Documentário Em nome de Deus detalha os bastidores da investigação jornalística do maior caso de abuso sexual do Brasil
A principal estreia da Globoplay em junho, sem dúvida, é o documentário Em nome de Deus revelando os bastidores da investigação jornalística que expôs o maior caso de abuso sexual do Brasil.
O caso envolveu mais de 500 vítimas e uma das personalidades mais emblemáticas do país até em então, o médium João de Deus. A obra cumpre uma das principais premissas do jornalismo, isto é, dar voz a quem não tem.
Quantas atrocidades já foram cometidas em nome de Deus?
Quem poderia imaginar? Quem poderia acreditar? Quem poderia denunciar? O caso João de Deus ganhou repercussão mundial em 2018, momento em que o programa de entrevistas Conversa com Bial deu voz às primeiras mulheres que acusavam o médium João de Deus de estupro e assédio sexual.
A revelação chocou os milhares de seguidores do médium e, principalmente, para além dos seguidores da Casa Dom Inácio de Loyola em Abadiânia. É que João de Deus era um queridinho da alta sociedade brasileira, incluindo celebridades nacionais e internacionais, políticos e personalidades com grande notoriedade como ministros do Supremo Tribunal Federal (STF) e ex-presidentes da República.
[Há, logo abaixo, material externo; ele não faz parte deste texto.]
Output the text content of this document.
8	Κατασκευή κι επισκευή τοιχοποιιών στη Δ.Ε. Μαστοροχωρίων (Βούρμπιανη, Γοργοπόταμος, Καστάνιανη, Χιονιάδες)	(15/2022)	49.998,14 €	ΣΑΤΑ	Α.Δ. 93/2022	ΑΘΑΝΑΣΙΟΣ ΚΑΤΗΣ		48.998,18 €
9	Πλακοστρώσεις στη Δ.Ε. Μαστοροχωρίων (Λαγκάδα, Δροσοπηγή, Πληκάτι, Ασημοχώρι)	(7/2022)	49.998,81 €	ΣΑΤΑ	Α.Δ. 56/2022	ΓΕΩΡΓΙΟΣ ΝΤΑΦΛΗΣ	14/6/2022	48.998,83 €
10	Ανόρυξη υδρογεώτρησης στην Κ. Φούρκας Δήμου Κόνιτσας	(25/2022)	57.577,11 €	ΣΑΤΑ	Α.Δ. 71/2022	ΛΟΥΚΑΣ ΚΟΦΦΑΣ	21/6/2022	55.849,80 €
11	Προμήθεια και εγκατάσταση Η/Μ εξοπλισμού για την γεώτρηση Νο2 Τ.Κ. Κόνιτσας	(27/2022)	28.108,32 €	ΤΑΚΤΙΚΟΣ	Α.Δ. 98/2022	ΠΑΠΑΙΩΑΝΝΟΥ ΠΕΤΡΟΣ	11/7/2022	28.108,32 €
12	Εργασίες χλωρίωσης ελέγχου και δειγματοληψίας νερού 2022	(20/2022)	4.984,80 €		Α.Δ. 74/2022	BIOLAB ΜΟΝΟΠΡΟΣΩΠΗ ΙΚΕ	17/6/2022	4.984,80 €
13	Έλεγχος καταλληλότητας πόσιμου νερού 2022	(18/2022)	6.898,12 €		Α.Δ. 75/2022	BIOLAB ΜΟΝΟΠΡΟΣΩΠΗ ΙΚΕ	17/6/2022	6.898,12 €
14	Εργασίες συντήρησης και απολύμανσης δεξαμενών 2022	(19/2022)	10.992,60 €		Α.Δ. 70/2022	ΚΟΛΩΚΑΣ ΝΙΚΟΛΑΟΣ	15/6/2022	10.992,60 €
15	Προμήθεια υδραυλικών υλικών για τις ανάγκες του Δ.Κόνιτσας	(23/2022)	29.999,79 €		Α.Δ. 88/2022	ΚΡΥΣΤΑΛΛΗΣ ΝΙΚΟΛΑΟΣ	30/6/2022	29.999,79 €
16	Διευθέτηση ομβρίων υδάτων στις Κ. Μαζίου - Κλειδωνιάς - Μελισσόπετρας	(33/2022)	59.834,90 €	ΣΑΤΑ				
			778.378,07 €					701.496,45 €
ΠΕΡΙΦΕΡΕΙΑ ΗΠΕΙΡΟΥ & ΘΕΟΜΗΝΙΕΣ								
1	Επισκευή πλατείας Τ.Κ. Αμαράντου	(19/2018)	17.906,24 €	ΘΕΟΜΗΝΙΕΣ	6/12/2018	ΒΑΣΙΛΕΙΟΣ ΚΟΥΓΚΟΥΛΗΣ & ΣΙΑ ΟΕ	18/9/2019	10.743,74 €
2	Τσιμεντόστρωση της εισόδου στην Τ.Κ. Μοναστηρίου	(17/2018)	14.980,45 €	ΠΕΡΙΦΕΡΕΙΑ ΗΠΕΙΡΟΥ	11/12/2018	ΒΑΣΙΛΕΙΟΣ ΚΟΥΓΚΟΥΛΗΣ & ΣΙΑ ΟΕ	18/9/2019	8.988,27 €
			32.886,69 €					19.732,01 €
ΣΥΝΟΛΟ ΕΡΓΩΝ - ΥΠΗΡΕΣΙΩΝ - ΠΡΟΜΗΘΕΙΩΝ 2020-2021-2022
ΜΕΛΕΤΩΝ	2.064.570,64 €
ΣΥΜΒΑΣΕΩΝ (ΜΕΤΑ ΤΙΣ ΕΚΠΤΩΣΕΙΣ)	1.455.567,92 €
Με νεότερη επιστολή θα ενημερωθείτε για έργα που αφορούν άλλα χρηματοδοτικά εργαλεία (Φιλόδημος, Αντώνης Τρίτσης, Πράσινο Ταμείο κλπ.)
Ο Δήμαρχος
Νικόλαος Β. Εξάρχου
Um homem conhecido pelas curas milagrosas – realizadas sempre em nome de Deus.
A princípio apenas duas vítimas estrangeiras se dispuseram a mostrar a cara e denunciar João de Deus, mal sabiam elas que essa ação abriria espaço para centenas de denúncias posteriores, feitas por mulheres de diferentes faixa etárias e nacionalidades, que foram vítimas dele em épocas diferentes.
A importância do jornalismo investigativo
Em tempos de #exposed, em que mulheres vêm a público nas redes sociais relatar casos de abusos sofridos, as atrocidades cometidas por João de Deus foram reveladas ao mundo por meio da investigação jornalística para o programa televisivo tendo durado meses e dando voz e amparo às vítimas – mulheres desacreditadas até mesmo pela justiça, com registros de antigos boletim de ocorrências e julgamentos que inocentaram o médium.
A série traça um panorama da vida do médium desde a infância, com depoimentos de amigos e familiares e imagens reais extraídas de filmes e documentários, contrapondo com a denúncia das vítimas. As falas são tocantes e chegam a chocar o telespectador com tamanho sofrimento sendo que alguns casos são de mulheres que guardaram o segredo de abuso por mais de 20 anos. Durante a exibição dos curtos episódios, quando você pensa que não tem como ficar pior, vem mais uma atrocidade que chova e literalmente mexe com as nossas emoções, podendo despertar gatilhos emocionais.
O documentário traz ainda entrevistas de personalidades íntimas de João de Deus, por exemplo, a Xuxa, que seguiam o médium e chegaram até a fazer propaganda para ele.
A investigação jornalística vai fundo na rotina em Abadiânia apresentando a trajetória de João de Deus da sua ascensão até a condenação pela justiça brasileira, e os efeitos da pandemia no cumprimento da pena. São revelados importantes aspectos da cultura brasileira e sua herança, que contribuíram para que os crimes do médium ficassem escondidos por tanto tempo. As dinâmicas de poder, a influência política e os resquícios do coronelismo são facilmente percebidas.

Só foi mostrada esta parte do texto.